The families of at least two teens, Adam Ryan and Amory Lacey, have sued OpenAI, the company that makes ChatGPT, for its alleged role in their children’s suicides — in both cases, ChatGPT gave the teens detailed instructions on how to hang themselves, which was tragically effective.

(Open I Claims It should not be held liable for Ren’s death because the sixteen-year-old allegedly circumvented ChatGPT’s security features and thus violated the chatbot’s terms of service; The company has not yet responded to the Lacey family’s complaint.)

Character.AI, an artificial intelligence-powered role-playing platform, is also facing scrutiny for its impact on teens’ mental health; at least Two teenagers He died by suicide After having long conversations with AI chatbots. We ended up starting to make the decision Stop offering chatbots to minorsInstead, it launched a product called “stories” for underage users which is very similar to the Choose Your Own Adventure game.

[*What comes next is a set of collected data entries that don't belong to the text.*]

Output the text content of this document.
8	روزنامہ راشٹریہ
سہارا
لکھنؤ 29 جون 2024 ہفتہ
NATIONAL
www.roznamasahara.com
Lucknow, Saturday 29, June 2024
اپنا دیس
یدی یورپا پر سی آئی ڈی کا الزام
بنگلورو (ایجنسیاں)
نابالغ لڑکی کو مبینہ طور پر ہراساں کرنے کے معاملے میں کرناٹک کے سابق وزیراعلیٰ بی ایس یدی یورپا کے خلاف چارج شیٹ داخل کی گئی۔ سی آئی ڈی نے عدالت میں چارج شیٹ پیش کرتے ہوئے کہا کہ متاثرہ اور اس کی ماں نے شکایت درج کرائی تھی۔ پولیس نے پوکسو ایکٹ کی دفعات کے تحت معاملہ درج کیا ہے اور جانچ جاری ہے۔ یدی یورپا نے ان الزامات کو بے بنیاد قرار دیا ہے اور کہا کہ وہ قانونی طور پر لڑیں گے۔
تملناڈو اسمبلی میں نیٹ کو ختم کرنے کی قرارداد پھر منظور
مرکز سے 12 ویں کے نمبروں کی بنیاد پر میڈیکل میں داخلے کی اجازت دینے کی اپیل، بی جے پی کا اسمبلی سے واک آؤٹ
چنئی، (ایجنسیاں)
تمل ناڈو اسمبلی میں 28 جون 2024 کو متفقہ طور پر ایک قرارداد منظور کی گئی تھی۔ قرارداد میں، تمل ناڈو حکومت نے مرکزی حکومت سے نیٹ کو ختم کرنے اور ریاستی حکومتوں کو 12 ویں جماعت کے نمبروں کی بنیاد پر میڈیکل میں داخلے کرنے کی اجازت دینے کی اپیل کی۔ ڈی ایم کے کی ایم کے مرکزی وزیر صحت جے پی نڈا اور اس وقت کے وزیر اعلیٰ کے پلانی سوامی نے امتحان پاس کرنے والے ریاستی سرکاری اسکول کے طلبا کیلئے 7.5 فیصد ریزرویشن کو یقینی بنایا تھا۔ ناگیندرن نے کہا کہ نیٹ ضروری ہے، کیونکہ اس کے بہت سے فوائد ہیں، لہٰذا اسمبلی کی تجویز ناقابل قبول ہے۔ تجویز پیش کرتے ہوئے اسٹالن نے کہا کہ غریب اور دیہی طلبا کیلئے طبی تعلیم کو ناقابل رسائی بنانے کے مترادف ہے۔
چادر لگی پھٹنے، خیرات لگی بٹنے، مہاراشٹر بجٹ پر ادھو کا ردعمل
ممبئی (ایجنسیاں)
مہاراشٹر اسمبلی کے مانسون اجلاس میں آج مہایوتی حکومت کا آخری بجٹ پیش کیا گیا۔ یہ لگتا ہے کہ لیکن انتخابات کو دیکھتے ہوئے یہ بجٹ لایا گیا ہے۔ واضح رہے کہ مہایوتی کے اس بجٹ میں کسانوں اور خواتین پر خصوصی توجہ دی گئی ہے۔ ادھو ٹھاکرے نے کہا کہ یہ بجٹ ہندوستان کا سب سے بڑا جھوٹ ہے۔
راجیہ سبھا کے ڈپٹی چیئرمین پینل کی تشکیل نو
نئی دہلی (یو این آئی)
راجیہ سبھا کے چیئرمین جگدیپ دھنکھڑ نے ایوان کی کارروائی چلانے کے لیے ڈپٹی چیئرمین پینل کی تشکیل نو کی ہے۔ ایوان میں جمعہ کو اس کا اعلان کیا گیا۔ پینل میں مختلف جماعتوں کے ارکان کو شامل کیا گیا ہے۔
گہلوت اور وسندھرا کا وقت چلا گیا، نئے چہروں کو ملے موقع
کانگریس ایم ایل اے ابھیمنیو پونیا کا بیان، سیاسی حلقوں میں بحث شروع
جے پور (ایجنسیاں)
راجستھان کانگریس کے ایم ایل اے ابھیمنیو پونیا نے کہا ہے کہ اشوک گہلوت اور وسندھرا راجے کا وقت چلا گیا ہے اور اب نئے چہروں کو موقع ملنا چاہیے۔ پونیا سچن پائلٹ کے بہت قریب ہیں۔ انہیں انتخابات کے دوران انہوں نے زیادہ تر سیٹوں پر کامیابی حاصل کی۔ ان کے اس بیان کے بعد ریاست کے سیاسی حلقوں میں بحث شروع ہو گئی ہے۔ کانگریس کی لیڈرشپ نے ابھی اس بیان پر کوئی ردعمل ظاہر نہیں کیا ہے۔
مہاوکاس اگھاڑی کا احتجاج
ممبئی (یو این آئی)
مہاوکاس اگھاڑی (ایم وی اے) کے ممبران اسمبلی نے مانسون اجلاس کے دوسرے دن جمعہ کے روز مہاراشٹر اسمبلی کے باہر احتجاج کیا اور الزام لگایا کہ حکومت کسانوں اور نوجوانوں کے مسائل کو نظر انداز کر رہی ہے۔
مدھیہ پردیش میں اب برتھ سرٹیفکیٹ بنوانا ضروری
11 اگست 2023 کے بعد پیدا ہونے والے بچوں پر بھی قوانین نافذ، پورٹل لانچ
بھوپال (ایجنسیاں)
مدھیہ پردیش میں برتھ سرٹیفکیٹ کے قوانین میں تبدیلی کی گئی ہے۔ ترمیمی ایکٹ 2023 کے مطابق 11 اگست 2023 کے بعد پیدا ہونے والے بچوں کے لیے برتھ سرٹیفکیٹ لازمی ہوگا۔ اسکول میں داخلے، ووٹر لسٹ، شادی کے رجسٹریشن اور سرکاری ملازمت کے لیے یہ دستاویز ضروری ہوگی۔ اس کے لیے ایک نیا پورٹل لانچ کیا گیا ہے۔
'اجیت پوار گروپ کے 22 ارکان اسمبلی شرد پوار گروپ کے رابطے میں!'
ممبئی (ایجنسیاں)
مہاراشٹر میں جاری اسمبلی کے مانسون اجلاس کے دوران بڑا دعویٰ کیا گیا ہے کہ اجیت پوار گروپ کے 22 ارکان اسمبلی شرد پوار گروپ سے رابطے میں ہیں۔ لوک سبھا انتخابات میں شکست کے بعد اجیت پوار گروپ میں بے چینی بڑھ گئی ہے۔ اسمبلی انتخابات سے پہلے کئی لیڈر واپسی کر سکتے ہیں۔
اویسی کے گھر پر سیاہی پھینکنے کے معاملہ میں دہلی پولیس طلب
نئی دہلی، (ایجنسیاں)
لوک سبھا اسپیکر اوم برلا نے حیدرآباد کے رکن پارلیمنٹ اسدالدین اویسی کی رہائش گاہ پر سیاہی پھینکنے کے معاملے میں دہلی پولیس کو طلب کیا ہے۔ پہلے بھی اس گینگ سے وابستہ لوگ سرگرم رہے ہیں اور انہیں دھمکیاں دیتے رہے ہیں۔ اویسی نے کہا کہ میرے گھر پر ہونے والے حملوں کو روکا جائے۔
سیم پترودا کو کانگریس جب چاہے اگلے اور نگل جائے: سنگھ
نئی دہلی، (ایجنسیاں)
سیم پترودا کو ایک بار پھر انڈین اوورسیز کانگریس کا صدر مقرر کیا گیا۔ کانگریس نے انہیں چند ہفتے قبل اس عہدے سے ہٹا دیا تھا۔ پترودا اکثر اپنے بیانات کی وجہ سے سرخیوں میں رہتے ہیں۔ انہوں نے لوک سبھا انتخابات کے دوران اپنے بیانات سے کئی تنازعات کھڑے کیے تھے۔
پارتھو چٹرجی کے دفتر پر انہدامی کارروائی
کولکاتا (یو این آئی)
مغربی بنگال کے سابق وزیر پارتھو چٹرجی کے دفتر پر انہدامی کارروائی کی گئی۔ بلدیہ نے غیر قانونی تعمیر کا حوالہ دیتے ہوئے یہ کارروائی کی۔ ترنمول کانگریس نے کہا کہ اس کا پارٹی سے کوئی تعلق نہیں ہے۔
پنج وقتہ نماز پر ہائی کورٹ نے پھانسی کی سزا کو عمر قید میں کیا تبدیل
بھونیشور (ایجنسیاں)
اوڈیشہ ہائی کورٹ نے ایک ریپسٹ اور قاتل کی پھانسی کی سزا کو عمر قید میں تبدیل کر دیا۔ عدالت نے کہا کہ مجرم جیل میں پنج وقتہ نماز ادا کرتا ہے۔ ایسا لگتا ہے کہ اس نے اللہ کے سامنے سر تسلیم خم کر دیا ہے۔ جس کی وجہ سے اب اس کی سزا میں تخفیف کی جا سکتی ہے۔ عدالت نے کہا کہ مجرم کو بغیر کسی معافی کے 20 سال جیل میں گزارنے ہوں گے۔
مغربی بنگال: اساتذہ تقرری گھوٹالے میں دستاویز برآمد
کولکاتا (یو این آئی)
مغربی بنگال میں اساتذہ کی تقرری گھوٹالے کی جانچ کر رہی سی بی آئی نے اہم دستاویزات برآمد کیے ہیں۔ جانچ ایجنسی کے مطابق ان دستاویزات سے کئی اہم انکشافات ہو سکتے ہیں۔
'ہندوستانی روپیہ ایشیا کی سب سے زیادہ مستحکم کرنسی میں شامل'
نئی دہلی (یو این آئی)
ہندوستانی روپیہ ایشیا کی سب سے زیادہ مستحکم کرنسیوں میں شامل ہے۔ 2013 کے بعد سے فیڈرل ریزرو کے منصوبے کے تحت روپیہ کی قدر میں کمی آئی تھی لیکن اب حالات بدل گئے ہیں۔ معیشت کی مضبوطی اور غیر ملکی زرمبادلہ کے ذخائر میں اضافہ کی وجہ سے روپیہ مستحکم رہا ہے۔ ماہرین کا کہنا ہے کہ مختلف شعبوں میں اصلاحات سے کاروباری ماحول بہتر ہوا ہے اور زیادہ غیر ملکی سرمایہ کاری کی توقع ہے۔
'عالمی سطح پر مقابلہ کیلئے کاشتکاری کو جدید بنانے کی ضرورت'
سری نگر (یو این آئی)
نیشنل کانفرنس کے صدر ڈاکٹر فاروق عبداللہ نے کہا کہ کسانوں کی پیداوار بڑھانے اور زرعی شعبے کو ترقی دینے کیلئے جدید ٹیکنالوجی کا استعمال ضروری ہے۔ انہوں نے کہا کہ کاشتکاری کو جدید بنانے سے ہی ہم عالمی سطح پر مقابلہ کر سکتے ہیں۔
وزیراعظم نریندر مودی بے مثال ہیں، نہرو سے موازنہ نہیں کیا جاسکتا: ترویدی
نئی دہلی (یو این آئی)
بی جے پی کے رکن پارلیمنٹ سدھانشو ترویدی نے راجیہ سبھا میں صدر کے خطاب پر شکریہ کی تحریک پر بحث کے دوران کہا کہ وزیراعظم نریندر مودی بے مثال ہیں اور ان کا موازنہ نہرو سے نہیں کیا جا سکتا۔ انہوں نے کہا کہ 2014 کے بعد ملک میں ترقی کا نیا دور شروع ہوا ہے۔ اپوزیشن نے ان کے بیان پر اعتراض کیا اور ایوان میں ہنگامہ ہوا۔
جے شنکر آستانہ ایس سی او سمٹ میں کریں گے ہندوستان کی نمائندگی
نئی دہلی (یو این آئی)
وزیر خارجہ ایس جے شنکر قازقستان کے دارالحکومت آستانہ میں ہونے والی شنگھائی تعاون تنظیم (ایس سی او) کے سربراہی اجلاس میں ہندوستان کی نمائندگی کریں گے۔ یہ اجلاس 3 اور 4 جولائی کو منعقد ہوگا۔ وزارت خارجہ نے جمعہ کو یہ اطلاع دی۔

The experiences reflected in lawsuits against these companies make up a small percentage of all interactions that occur on ChatGPT or Character.AI. In many cases, conversations with chatbots can be incredibly benign. Based on OpenAI data only 0.15% of active ChatGPT users Conversations about suicide every week — but on a platform with 800 million weekly active users, that small percentage reflects the more than 1 million people who discuss suicide with a chatbot weekly.

“Even if[AI companies’]tools aren’t designed for emotional support, people are using them that way, and that means companies have a responsibility to adjust their models to serve user well-being,” Dr. Nina Vasan, a psychologist and director of Brainstorm: Stanford’s lab for mental health innovation, told TechCrunch.